In November 1621, the Pilgrims of Plymouth Colony invited the Wampanoag Natives for a feast, a thank you for helping the colonists survive their first year in the New World.
This is the origin of the Thanksgiving Holiday. However, there is much more to the story.
The Church of England never had an easy time in its first years. Some claimed it not pious enough, others objected it retained too much from the Roman Catholic Church. Some preferred being Catholics. The Puritans wanted to change the Church from within. The Separatists wanted to start their own Church.
In 1608, Separatists calling themselves Saints chosen by God relocated to the Netherlands. The Dutch let them worship in peace but they were never really accepted. Dutch Guilds didn’t allow foreigners. Work was limited to menial tasks and English children were being corrupted by Dutch extravagance.
Around 1618, the Separatists petitioned King James I to join the Virginia Colony in the New World. He agreed. They could practice their chosen religion as long as they remained loyal to King and Country.
When the Virginia Colony was founded in 1606 it marked the birth of the British Empire. Originally, the colony claimed most of the eastern seaboard of America. They agreed to let the Separatists colonize the land near the mouth of the Hudson River.
On July 22, 1620, the Separatist Saints departed from the Dutch port of Deltshaven, bound for Southampton, England. Their ship was the Speedwell.
On August 5th 1620, the Speedwell met up with the Mayflower and the rest of the passengers bound for the new colony. The Separatists began calling themselves Pilgrims, people journeying to a sacred land for religious purposes. The rest of passengers were sympathetic to the religious dissidents but not members of their new Church.
After two bad starts, the Speedwell was abandoned. She went in for repairs twice but the sailing season was coming to an end. After a month postponement the 102 passengers of both ships along with 30 or so crew crammed into the Mayflower and set sail. It was September 6th, and the unpredictable autumn winds were already attacking the Atlantic.
After a stormy 66 day crossing, the Mayflower sighted the tip of Cape Cod. The Pilgrims made their first landing, on what is now modern day Provincetown. They stayed a month, surveyed the land and decided to move to a place previously mapped by English fisherman and explorers. It was called Plymouth. The concept of Plymouth Rock didn’t really come about till 1741 when an old church elder named Thomas Faunce made up the story.

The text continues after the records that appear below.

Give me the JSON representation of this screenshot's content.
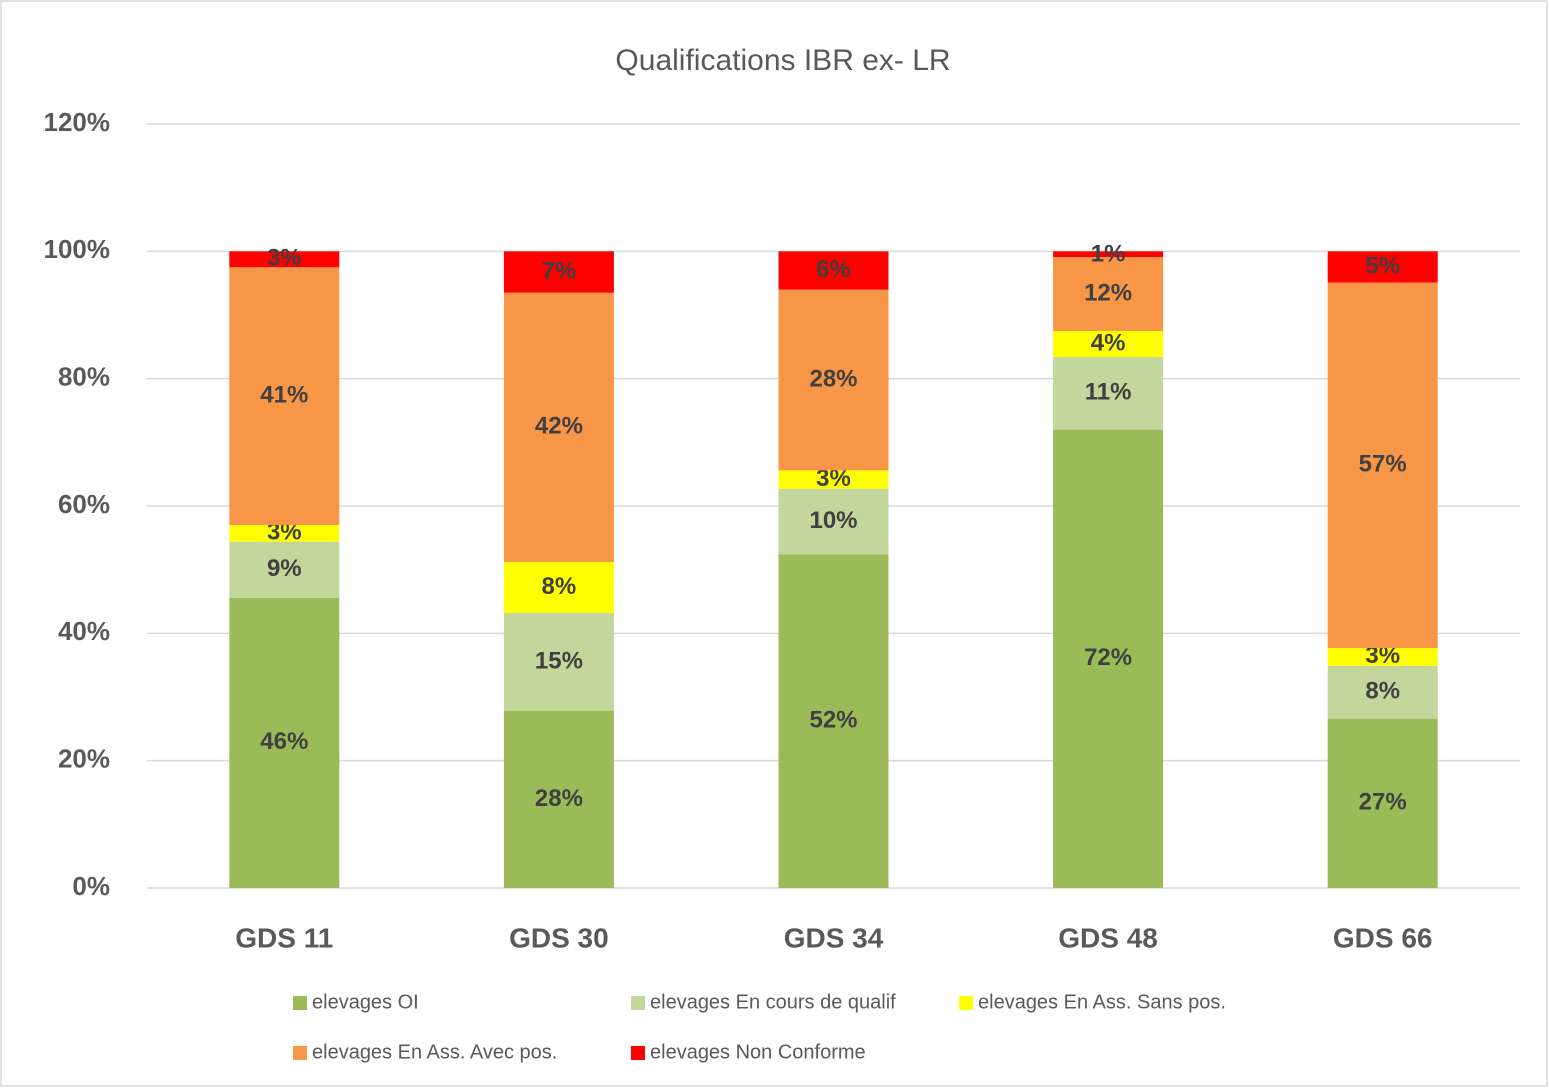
{
  "chart_data": {
    "type": "stacked_bar",
    "title": "Qualifications IBR ex- LR",
    "categories": [
      "GDS 11",
      "GDS 30",
      "GDS 34",
      "GDS 48",
      "GDS 66"
    ],
    "series": [
      {
        "name": "elevages OI",
        "color": "#9bbb59",
        "values": [
          45.6,
          27.8,
          52.4,
          72.0,
          26.6
        ],
        "value_labels": [
          "46%",
          "28%",
          "52%",
          "72%",
          "27%"
        ]
      },
      {
        "name": "elevages En cours de qualif",
        "color": "#c3d69b",
        "values": [
          8.8,
          15.4,
          10.3,
          11.4,
          8.3
        ],
        "value_labels": [
          "9%",
          "15%",
          "10%",
          "11%",
          "8%"
        ]
      },
      {
        "name": "elevages En Ass. Sans pos.",
        "color": "#ffff00",
        "values": [
          2.6,
          8.0,
          2.9,
          4.1,
          2.8
        ],
        "value_labels": [
          "3%",
          "8%",
          "3%",
          "4%",
          "3%"
        ]
      },
      {
        "name": "elevages En Ass. Avec pos.",
        "color": "#f79646",
        "values": [
          40.5,
          42.3,
          28.4,
          11.6,
          57.4
        ],
        "value_labels": [
          "41%",
          "42%",
          "28%",
          "12%",
          "57%"
        ]
      },
      {
        "name": "elevages Non Conforme",
        "color": "#ff0000",
        "values": [
          2.5,
          6.5,
          6.0,
          0.9,
          4.9
        ],
        "value_labels": [
          "3%",
          "7%",
          "6%",
          "1%",
          "5%"
        ]
      }
    ],
    "ylim": [
      0,
      120
    ],
    "yticks": [
      {
        "value": 0,
        "label": "0%"
      },
      {
        "value": 20,
        "label": "20%"
      },
      {
        "value": 40,
        "label": "40%"
      },
      {
        "value": 60,
        "label": "60%"
      },
      {
        "value": 80,
        "label": "80%"
      },
      {
        "value": 100,
        "label": "100%"
      },
      {
        "value": 120,
        "label": "120%"
      }
    ],
    "grid": true,
    "legend": "bottom"
  }
}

Their first winter was brutal. Most of the passengers remained on board, suffering from exposure, pneumonia, tuberculosis and scurvy. By the time March arrived in 1621, only 53 of the original 102 survived.
When Spring arrived, an Abenaki native named Samoset walked into the colonist’s camp and spoke to them in English. He learned the language from English fisherman. Samoset introduced them to a Pawtuxet native named Squanto, who was kidnapped by an English sea captain, sold into slavery, escaped to London and eventually accompanied an expedition back to his homeland. Squanto introduced them to the Pokanoket Wampanoag tribe and their Chief, Massasoit.
The Wampanoag taught the English how to survive; how to cultivate corn and squash, extract sap from maple trees, catch fish in the rivers, collect oysters, mussels, berries and nuts and avoid poisonous plants.
In November 1621, after the Pilgrims harvested their first crop of corn, William Bradford, the Governor of the Plymouth Colony extended a feast invitation to Massasoit and the Pokanoket Wampanoag, a celebration that lasted for days and became the inspiration for the Thanksgiving holiday.
The alliance of peace and mutual protection between the colonists and the natives lasted till 1675. It endured epidemics of smallpox, typhoid and measles, all brought to the New World by the ever-growing population of colonists but in 1675, the Pakonoket Wampanoag declared war on the colonies. By 1676, close to half the tribe was killed. The remainder were sold into slavery.
In 1827, Sarah Josepha Hale, editor of the American Ladies Magazine and composer of the nursery rhyme Mary Had a Little Lamb, launched a campaign to make Thanksgiving a national holiday. There hadn’t been a formal Thanksgiving dinner since the days of Massasoit. For 36 years, she published editorials, wrote letters to Governors, Senators, Lobbyists and Presidents.
Finally, in 1863, in the midst of the Civil War, President Abraham Lincoln read one of her letters. He was looking for ways to heal the country. A day of Thanksgiving seemed like a good idea. Lincoln proclaimed a National Thanksgiving Day to be held every November.
In 1939, President Franklin Delano Roosevelt gave the holiday a date, the last Thursday of the month.